Elegant, at times lyrical, and wonderfully Lovecraftian: such is William Meikle’s prose. Dark Melodies, the author’s most recent release, is a fantastic collection of eight short stories firmly rooted in the Lovecraftian tradition that showcase Meikle’s talent and take the reader on a chaotic trip to some very sinister places. The stories also happen to have music as a cohesive element that brings them all together and gives the compilation an underlying theme reminiscent of The Music of Erich Zann.
Dark Melodies kicks off with The Tenants of Ladywell Manor, a story about things that come from deep, murky water. Creepy and full of action, this story is also about finding love and possesses something not always expected from horror fiction: a happy ending.
The Persistence of Memory keeps things going with a very entertaining ghost story in which piano music serves as the bridge between our world and whatever awaits beyond the grave.
The third tale, The Chamber of Tiamat, is a standout. Fiona and Jake are studying the sunken ruins of Pavlopetri when Jake finds a mysterious tablet that seems to predate the site.
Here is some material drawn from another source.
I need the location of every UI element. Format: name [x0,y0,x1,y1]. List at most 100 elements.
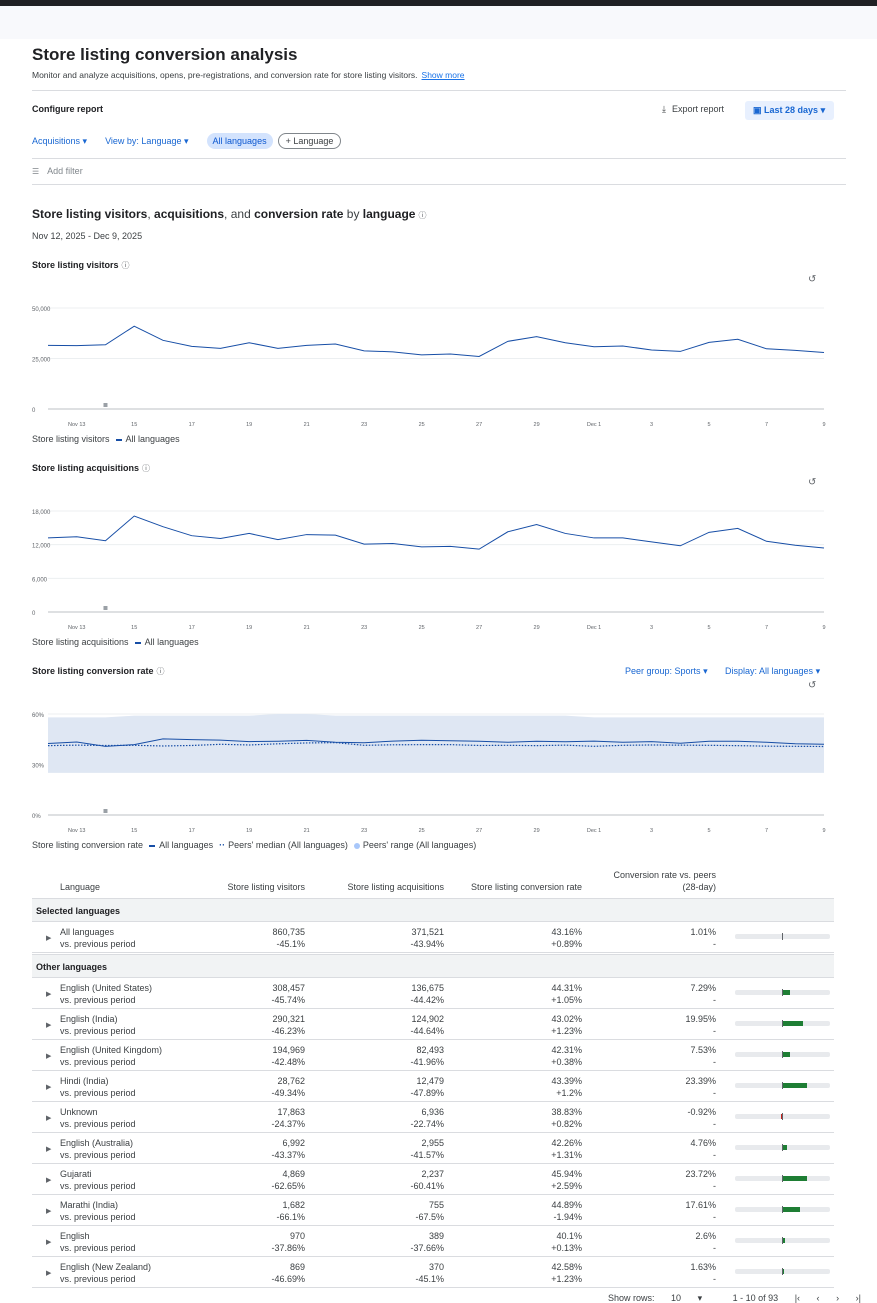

The discovery might lead to something bigger in their careers, so Jake goes back down and investigates further. What they find is a temple of Tiamat. After going into a chamber, Jake loses consciousness, but somehow manages to get a black, egg-shaped stone back to the surface. Unluckily for the couple, what they get their hands on is protected by the aqrabuamelu, the scorpion men. This narrative is packed with tension and it’s anthropological slant makes it as entertaining as any adventure movie out there.
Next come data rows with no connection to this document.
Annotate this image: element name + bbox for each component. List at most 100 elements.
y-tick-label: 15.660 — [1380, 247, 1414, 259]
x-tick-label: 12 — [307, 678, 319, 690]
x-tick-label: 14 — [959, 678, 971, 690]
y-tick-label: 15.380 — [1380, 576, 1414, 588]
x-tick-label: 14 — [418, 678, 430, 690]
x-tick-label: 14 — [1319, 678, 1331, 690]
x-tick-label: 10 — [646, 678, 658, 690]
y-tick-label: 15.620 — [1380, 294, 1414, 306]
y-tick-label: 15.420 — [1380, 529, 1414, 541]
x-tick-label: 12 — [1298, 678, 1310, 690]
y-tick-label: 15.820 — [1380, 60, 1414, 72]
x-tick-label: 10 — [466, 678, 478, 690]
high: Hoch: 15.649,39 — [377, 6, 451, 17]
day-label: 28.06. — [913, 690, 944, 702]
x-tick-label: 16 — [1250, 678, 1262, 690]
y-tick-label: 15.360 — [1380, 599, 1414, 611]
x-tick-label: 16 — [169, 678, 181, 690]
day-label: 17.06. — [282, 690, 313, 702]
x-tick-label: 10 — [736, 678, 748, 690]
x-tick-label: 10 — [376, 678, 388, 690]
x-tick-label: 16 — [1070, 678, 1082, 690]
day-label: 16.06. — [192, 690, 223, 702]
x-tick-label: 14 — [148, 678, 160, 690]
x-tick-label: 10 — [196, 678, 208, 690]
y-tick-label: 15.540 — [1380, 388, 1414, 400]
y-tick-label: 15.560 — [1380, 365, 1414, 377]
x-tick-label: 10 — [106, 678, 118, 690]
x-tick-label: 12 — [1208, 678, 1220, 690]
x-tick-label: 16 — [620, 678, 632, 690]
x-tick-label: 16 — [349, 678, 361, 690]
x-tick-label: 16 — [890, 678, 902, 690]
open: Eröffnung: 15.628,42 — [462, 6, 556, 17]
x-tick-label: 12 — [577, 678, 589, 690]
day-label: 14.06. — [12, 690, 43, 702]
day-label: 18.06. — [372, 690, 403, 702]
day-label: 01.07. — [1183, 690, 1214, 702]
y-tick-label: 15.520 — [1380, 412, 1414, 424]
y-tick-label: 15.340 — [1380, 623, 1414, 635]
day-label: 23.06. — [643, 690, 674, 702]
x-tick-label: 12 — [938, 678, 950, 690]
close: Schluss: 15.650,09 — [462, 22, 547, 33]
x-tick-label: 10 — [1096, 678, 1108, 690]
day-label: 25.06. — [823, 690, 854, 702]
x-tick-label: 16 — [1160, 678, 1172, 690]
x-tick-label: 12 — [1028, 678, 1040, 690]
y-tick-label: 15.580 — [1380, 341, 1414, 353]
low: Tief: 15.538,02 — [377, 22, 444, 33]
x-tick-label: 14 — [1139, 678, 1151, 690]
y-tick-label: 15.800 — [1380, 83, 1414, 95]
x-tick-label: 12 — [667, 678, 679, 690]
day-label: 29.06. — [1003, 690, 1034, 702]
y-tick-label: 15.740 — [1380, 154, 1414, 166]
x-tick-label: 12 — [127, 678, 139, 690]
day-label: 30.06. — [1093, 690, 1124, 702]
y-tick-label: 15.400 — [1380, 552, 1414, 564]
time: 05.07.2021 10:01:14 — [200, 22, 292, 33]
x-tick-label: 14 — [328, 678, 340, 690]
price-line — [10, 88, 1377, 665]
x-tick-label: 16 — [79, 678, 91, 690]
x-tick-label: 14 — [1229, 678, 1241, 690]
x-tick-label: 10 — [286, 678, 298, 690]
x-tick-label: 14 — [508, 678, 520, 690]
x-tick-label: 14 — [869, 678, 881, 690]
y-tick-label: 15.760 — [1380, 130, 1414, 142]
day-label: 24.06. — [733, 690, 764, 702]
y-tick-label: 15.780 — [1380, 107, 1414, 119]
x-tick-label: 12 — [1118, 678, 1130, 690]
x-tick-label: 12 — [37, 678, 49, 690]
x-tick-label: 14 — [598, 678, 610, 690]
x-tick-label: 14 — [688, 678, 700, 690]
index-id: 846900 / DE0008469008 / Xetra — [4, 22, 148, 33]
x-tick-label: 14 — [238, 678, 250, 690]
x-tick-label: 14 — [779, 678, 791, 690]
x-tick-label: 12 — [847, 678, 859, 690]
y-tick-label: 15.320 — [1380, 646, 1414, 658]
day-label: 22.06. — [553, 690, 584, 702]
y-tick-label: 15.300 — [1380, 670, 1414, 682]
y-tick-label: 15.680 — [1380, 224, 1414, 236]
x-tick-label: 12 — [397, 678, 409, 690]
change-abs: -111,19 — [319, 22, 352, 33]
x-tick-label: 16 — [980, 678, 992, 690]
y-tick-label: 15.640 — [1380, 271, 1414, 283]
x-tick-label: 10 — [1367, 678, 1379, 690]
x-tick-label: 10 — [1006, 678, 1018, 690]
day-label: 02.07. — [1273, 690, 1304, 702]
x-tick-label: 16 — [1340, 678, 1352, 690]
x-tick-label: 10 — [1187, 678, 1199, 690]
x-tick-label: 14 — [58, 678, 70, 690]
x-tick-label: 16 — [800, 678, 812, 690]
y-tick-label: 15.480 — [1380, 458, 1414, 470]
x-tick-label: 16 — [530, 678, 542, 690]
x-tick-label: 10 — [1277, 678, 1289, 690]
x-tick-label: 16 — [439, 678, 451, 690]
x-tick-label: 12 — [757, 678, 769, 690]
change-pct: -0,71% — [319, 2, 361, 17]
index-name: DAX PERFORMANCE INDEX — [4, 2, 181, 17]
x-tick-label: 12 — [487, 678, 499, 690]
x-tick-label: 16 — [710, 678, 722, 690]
I won’t bother you with a synopsis of every tale in the book, but I will mention two more that standout and help push Dark Melodies into must-read territory for fans of Lovecraftian fiction or just great writing in general.
The first is The Unfinished Basement. It begins with a man who buys and sells houses finding a small pool of stagnant water in the basement of a recently purchased home. The residence also comes with a piano, and there is a dangerous connection between it and what inhabits the dark water in the basement. The crescendo in this story is memorable and it has one of the most haunting finales of the collection.
The last tale, aptly titled Rhythm and Booze, is an superb narrative about a haunting rhythm that brings forth a slithering underground creature that devours humans. Meikle’s prose is painted with a touch of noir and the booze-soaked narrator takes the reader into the gloomiest depths of an underworld chockfull of whiskey, gangsters, money, and jazz.
Although music is omnipresent in the compilation, there is no repetition and each tale has its own distinct voice and cadence. William Meikle is an entertaining writer with a knack for Lovecraftian fiction and Dark Melodies is a testament to that. If you like literature about slumbering gods and the things that inhabit the spaces that open up beyond what we consider real, I strongly suggest you add this tome to your collection.